You've omitted some necessary details for the acid analysis; the iron analysis is partially correct but may still be useful.
I have added the conversion for sulfuric acid to procedures for hydrochloric acid pickling solution; H+ is H+.
It's probably more common to use sodium hydroxide solution than carbonate solution for acid titrations, but either works as long as you know the normality. The procedure I use for HCl-containing solutions is this:
Hydrochloric (or sulfuric) acid:
1. Pipet a 2 ml sample into a 250 ml beaker and add 100 ml DI water.
2. Add 5 mLs of 20%(w/v) KF (avoids Fe+3 precipitation).
3. Titrate to pH = 3.8 using 1 N NaOH.
[HCl (36 wt%)], vol.% = 4.356 x mls of 1 N NaOH.
or [H2SO4 (98 wt%)], vol.% = 1.33 x mls of 1 N NaOH.

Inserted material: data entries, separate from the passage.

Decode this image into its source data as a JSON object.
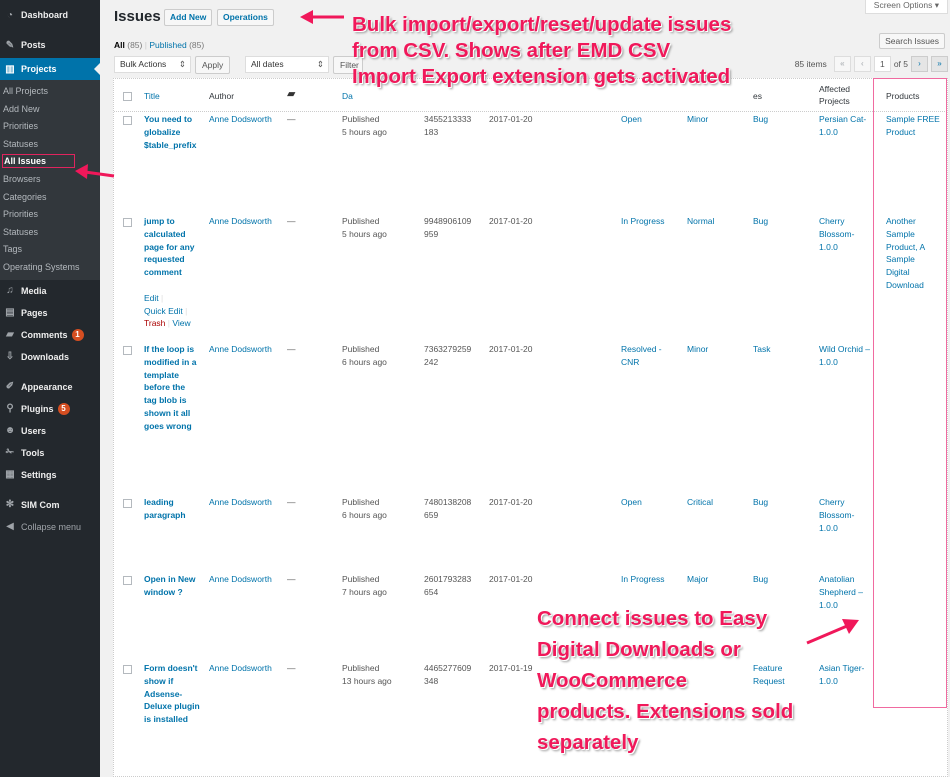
{
  "sidebar": {
    "items": [
      {
        "label": "Dashboard",
        "icon": "dashboard-icon",
        "glyph": "◔"
      },
      {
        "label": "Posts",
        "icon": "pin-icon",
        "glyph": "✎"
      },
      {
        "label": "Projects",
        "icon": "projects-icon",
        "glyph": "▥"
      },
      {
        "label": "Media",
        "icon": "media-icon",
        "glyph": "♫"
      },
      {
        "label": "Pages",
        "icon": "pages-icon",
        "glyph": "▤"
      },
      {
        "label": "Comments",
        "icon": "comment-icon",
        "glyph": "▰",
        "badge": "1"
      },
      {
        "label": "Downloads",
        "icon": "download-icon",
        "glyph": "⇩"
      },
      {
        "label": "Appearance",
        "icon": "brush-icon",
        "glyph": "✐"
      },
      {
        "label": "Plugins",
        "icon": "plugin-icon",
        "glyph": "⚲",
        "badge": "5"
      },
      {
        "label": "Users",
        "icon": "user-icon",
        "glyph": "☻"
      },
      {
        "label": "Tools",
        "icon": "wrench-icon",
        "glyph": "✁"
      },
      {
        "label": "Settings",
        "icon": "settings-icon",
        "glyph": "▦"
      },
      {
        "label": "SIM Com",
        "icon": "gear-icon",
        "glyph": "✻"
      },
      {
        "label": "Collapse menu",
        "icon": "collapse-icon",
        "glyph": "◀"
      }
    ],
    "projects_submenu": [
      "All Projects",
      "Add New",
      "Priorities",
      "Statuses",
      "All Issues",
      "Browsers",
      "Categories",
      "Priorities",
      "Statuses",
      "Tags",
      "Operating Systems"
    ],
    "current_submenu": "All Issues"
  },
  "header": {
    "title": "Issues",
    "add_new": "Add New",
    "operations": "Operations",
    "screen_options": "Screen Options ▾"
  },
  "filters": {
    "all_label": "All",
    "all_count": "(85)",
    "separator": "|",
    "published_label": "Published",
    "published_count": "(85)",
    "search_button": "Search Issues",
    "bulk_actions": "Bulk Actions",
    "apply": "Apply",
    "all_dates": "All dates",
    "filter": "Filter"
  },
  "pagination": {
    "items": "85 items",
    "first": "«",
    "prev": "‹",
    "current_page": "1",
    "of_total": "of 5",
    "next": "›",
    "last": "»"
  },
  "table": {
    "columns": {
      "title": "Title",
      "author": "Author",
      "comments_icon": "comment-bubble-icon",
      "date": "Da",
      "affected_projects_1": "Affected",
      "affected_projects_2": "Projects",
      "types_partial": "es",
      "products": "Products"
    },
    "row_actions": {
      "edit": "Edit",
      "quick_edit": "Quick Edit",
      "trash": "Trash",
      "view": "View"
    },
    "rows": [
      {
        "title": "You need to globalize $table_prefix",
        "author": "Anne Dodsworth",
        "comments": "—",
        "status": "Published",
        "age": "5 hours ago",
        "id_a": "3455213333",
        "id_b": "183",
        "date": "2017-01-20",
        "issue_status": "Open",
        "priority": "Minor",
        "type": "Bug",
        "project": "Persian Cat-1.0.0",
        "products": "Sample FREE Product"
      },
      {
        "title": "jump to calculated page for any requested comment",
        "author": "Anne Dodsworth",
        "comments": "—",
        "status": "Published",
        "age": "5 hours ago",
        "id_a": "9948906109",
        "id_b": "959",
        "date": "2017-01-20",
        "issue_status": "In Progress",
        "priority": "Normal",
        "type": "Bug",
        "project": "Cherry Blossom-1.0.0",
        "products": "Another Sample Product, A Sample Digital Download",
        "show_actions": true
      },
      {
        "title": "If the loop is modified in a template before the tag blob is shown it all goes wrong",
        "author": "Anne Dodsworth",
        "comments": "—",
        "status": "Published",
        "age": "6 hours ago",
        "id_a": "7363279259",
        "id_b": "242",
        "date": "2017-01-20",
        "issue_status": "Resolved - CNR",
        "priority": "Minor",
        "type": "Task",
        "project": "Wild Orchid – 1.0.0",
        "products": ""
      },
      {
        "title": "leading paragraph",
        "author": "Anne Dodsworth",
        "comments": "—",
        "status": "Published",
        "age": "6 hours ago",
        "id_a": "7480138208",
        "id_b": "659",
        "date": "2017-01-20",
        "issue_status": "Open",
        "priority": "Critical",
        "type": "Bug",
        "project": "Cherry Blossom-1.0.0",
        "products": ""
      },
      {
        "title": "Open in New window ?",
        "author": "Anne Dodsworth",
        "comments": "—",
        "status": "Published",
        "age": "7 hours ago",
        "id_a": "2601793283",
        "id_b": "654",
        "date": "2017-01-20",
        "issue_status": "In Progress",
        "priority": "Major",
        "type": "Bug",
        "project": "Anatolian Shepherd – 1.0.0",
        "products": ""
      },
      {
        "title": "Form doesn't show if Adsense-Deluxe plugin is installed",
        "author": "Anne Dodsworth",
        "comments": "—",
        "status": "Published",
        "age": "13 hours ago",
        "id_a": "4465277609",
        "id_b": "348",
        "date": "2017-01-19",
        "issue_status": "",
        "priority": "",
        "type": "Feature Request",
        "project": "Asian Tiger-1.0.0",
        "products": ""
      }
    ]
  },
  "annotations": {
    "top": [
      "Bulk import/export/reset/update issues",
      "from CSV. Shows after EMD CSV",
      "Import Export extension gets activated"
    ],
    "bottom": [
      "Connect issues to Easy",
      "Digital Downloads or",
      "WooCommerce",
      "products. Extensions sold",
      "separately"
    ],
    "color": "#f0185a"
  },
  "colors": {
    "sidebar_bg": "#23282d",
    "sidebar_active": "#0073aa",
    "link": "#0073aa",
    "highlight_box": "#f06aa0"
  }
}
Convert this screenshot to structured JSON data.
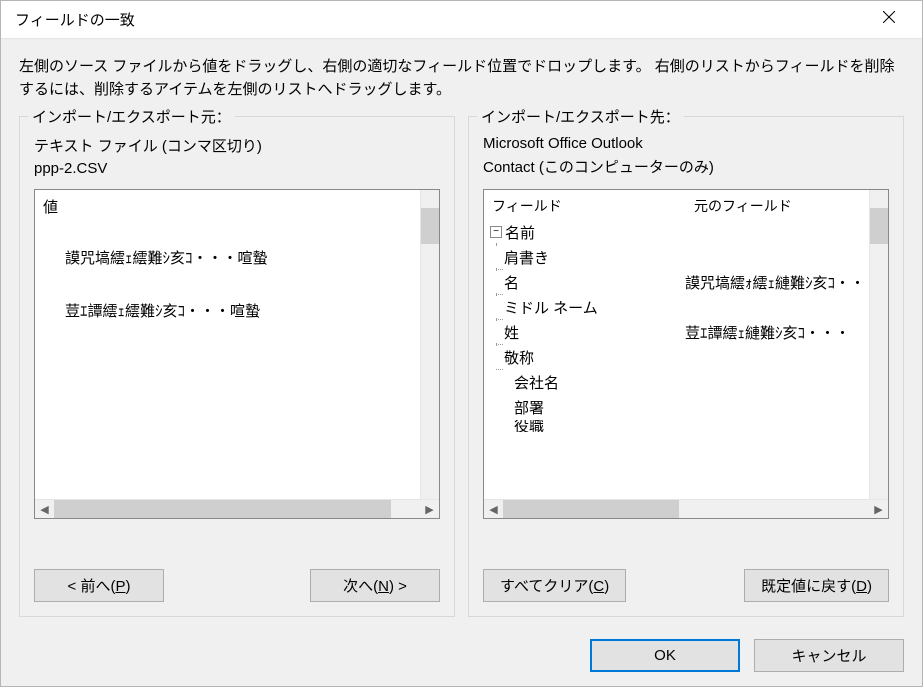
{
  "title": "フィールドの一致",
  "instructions": "左側のソース ファイルから値をドラッグし、右側の適切なフィールド位置でドロップします。 右側のリストからフィールドを削除するには、削除するアイテムを左側のリストへドラッグします。",
  "source": {
    "legend": "インポート/エクスポート元：",
    "format": "テキスト ファイル (コンマ区切り)",
    "filename": "ppp-2.CSV",
    "header": "値",
    "items": [
      "謨咒塙繧ｪ繧難ｼ亥ｺ・・・喧蟄",
      "荳ｴ譚繧ｪ繧難ｼ亥ｺ・・・喧蟄"
    ]
  },
  "target": {
    "legend": "インポート/エクスポート先：",
    "app": "Microsoft Office Outlook",
    "folder": "Contact (このコンピューターのみ)",
    "header_field": "フィールド",
    "header_source": "元のフィールド",
    "rows": [
      {
        "label": "名前",
        "level": 0,
        "expandable": true
      },
      {
        "label": "肩書き",
        "level": 1,
        "mapped": ""
      },
      {
        "label": "名",
        "level": 1,
        "mapped": "謨咒塙繧ｫ繧ｪ縺難ｼ亥ｺ・・"
      },
      {
        "label": "ミドル ネーム",
        "level": 1,
        "mapped": ""
      },
      {
        "label": "姓",
        "level": 1,
        "mapped": "荳ｴ譚繧ｪ縺難ｼ亥ｺ・・・"
      },
      {
        "label": "敬称",
        "level": 1,
        "mapped": "",
        "last": true
      },
      {
        "label": "会社名",
        "level": 2,
        "mapped": ""
      },
      {
        "label": "部署",
        "level": 2,
        "mapped": ""
      },
      {
        "label": "役職",
        "level": 2,
        "mapped": ""
      }
    ]
  },
  "buttons": {
    "prev": "< 前へ(P)",
    "next": "次へ(N) >",
    "clear": "すべてクリア(C)",
    "reset": "既定値に戻す(D)",
    "ok": "OK",
    "cancel": "キャンセル"
  }
}
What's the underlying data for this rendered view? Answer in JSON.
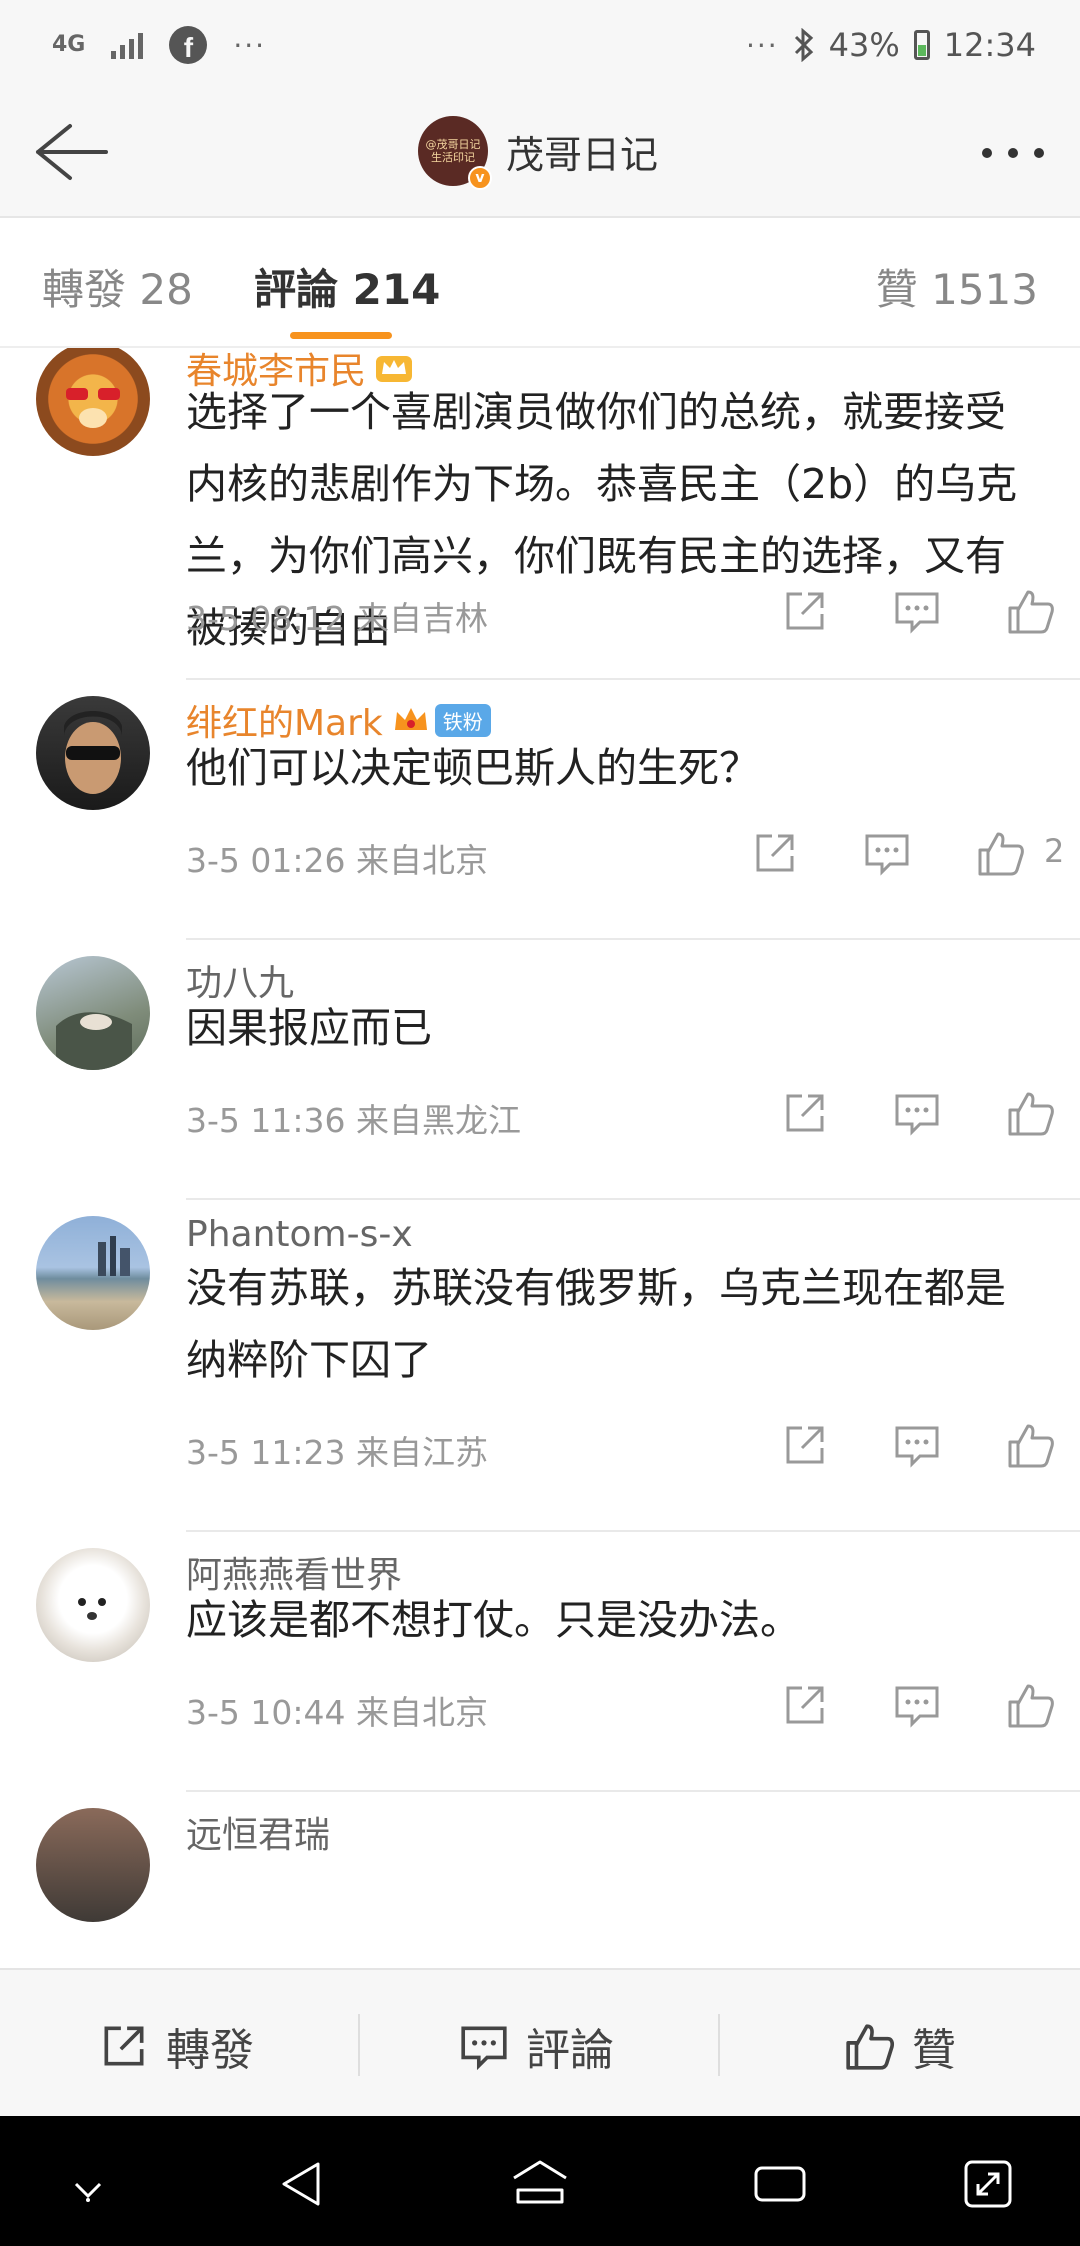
{
  "status_bar": {
    "network": "4G",
    "more": "···",
    "battery": "43%",
    "time": "12:34"
  },
  "header": {
    "title": "茂哥日记",
    "avatar_text_1": "@茂哥日记",
    "avatar_text_2": "生活印记"
  },
  "tabs": [
    {
      "label": "轉發 28"
    },
    {
      "label": "評論 214"
    },
    {
      "label": "贊 1513"
    }
  ],
  "comments": [
    {
      "name": "春城李市民",
      "text": "选择了一个喜剧演员做你们的总统，就要接受内核的悲剧作为下场。恭喜民主（2b）的乌克兰，为你们高兴，你们既有民主的选择，又有被揍的自由",
      "time": "3-5 08:12",
      "source": "来自吉林",
      "likes": ""
    },
    {
      "name": "绯红的Mark",
      "badge": "铁粉",
      "text": "他们可以决定顿巴斯人的生死？",
      "time": "3-5 01:26",
      "source": "来自北京",
      "likes": "2"
    },
    {
      "name": "功八九",
      "text": "因果报应而已",
      "time": "3-5 11:36",
      "source": "来自黑龙江",
      "likes": ""
    },
    {
      "name": "Phantom-s-x",
      "text": "没有苏联，苏联没有俄罗斯，乌克兰现在都是纳粹阶下囚了",
      "time": "3-5 11:23",
      "source": "来自江苏",
      "likes": ""
    },
    {
      "name": "阿燕燕看世界",
      "text": "应该是都不想打仗。只是没办法。",
      "time": "3-5 10:44",
      "source": "来自北京",
      "likes": ""
    },
    {
      "name": "远恒君瑞",
      "text": "",
      "time": "",
      "source": "",
      "likes": ""
    }
  ],
  "toolbar": {
    "repost": "轉發",
    "comment": "評論",
    "like": "贊"
  },
  "colors": {
    "accent": "#f7931e",
    "vip_name": "#e8852c",
    "meta": "#999999"
  }
}
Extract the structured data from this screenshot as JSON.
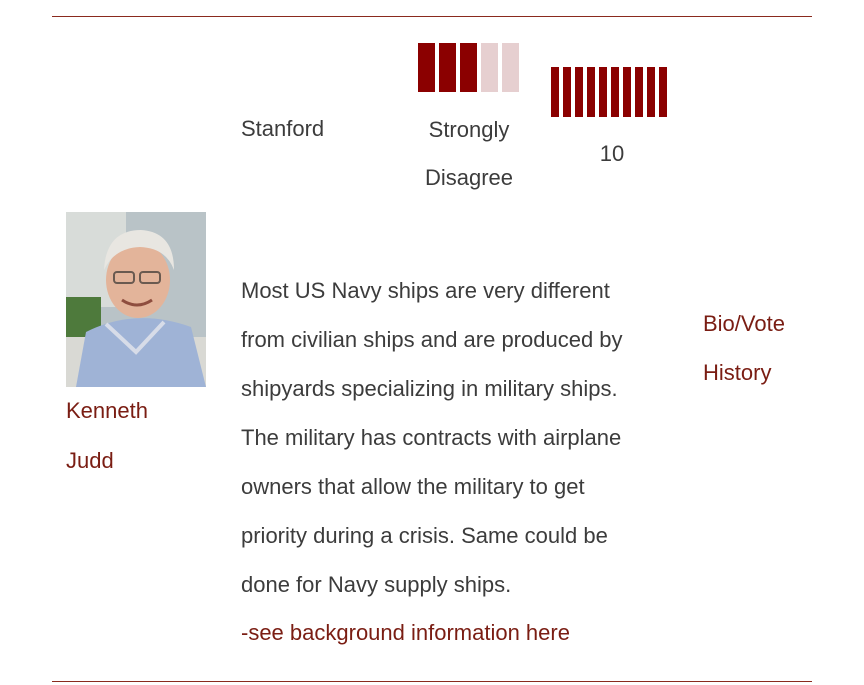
{
  "colors": {
    "accent": "#7a1d13",
    "bar_on": "#8b0000",
    "bar_off": "#e6cfd0",
    "rule": "#8a2a1e",
    "text": "#3c3c3c"
  },
  "participant": {
    "name_first": "Kenneth",
    "name_last": "Judd",
    "school": "Stanford",
    "photo_icon": "person-photo"
  },
  "vote": {
    "label_line1": "Strongly",
    "label_line2": "Disagree",
    "bar_level": 3,
    "bar_max": 5
  },
  "confidence": {
    "value": "10",
    "bar_level": 10,
    "bar_max": 10
  },
  "comment": {
    "lines": [
      "Most US Navy ships are very different",
      "from civilian ships and are produced by",
      "shipyards specializing in military ships.",
      "The military has contracts with airplane",
      "owners that allow the military to get",
      "priority during a crisis. Same could be",
      "done for Navy supply ships."
    ],
    "background_link": "-see background information here"
  },
  "bio_link": {
    "line1": "Bio/Vote",
    "line2": "History"
  }
}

Using a 5-mL sample & methyl orange indicator with 1 N NaOH titrant, the HCl concentration is given as
[HCl (36 wt%)], vol. % = 1.74 x mls of 1 N NaOH
or [HCl (32 wt%)], vol. % = 1.96 x mls of 1 N NaOH
or [H2SO4 (98 wt%)], vol.% = 0.532 x mls of 1 N NaOH.
A 1 N carbonate titrating solution should give the same results.
IRON analysis. Your oxidation titration only gives [Fe+2], not [Fe+3] ( the predominant Fe species present in yellow solutions).
Try adding hydrogen peroxide to a sample to see all Fe as Fe+3, or sodium thiosulfate for entirely Fe+2. Also, I suggest not using wt% unless also measuring the specific gravity (SG).
[Fe+2], g/L = 11.1 x mLs 0.1 N KMnO4 or 1.11 x mLs 1.0 N KMnO4
For total [Fe], you can first titrate all Fe+3 to Fe[sup+2[/sup] by reduction with 0.1 N sodium thiosulfate (no excess, can do by ORP or color), then titrate all the Fe+2 by oxidation with 0.1 N KMnO4. Or, calculate the [Fe+3] from the reduction titration and add it to the [Fe+2] from your original oxidation titration.
Maybe only necessary to do the [Fe+2] analysis as you already have data on the pickling behavior. Also, some people determine [Fe] by careful SG measurement after adjusting both [acid] and temperature to standard values, but this is a bit crude.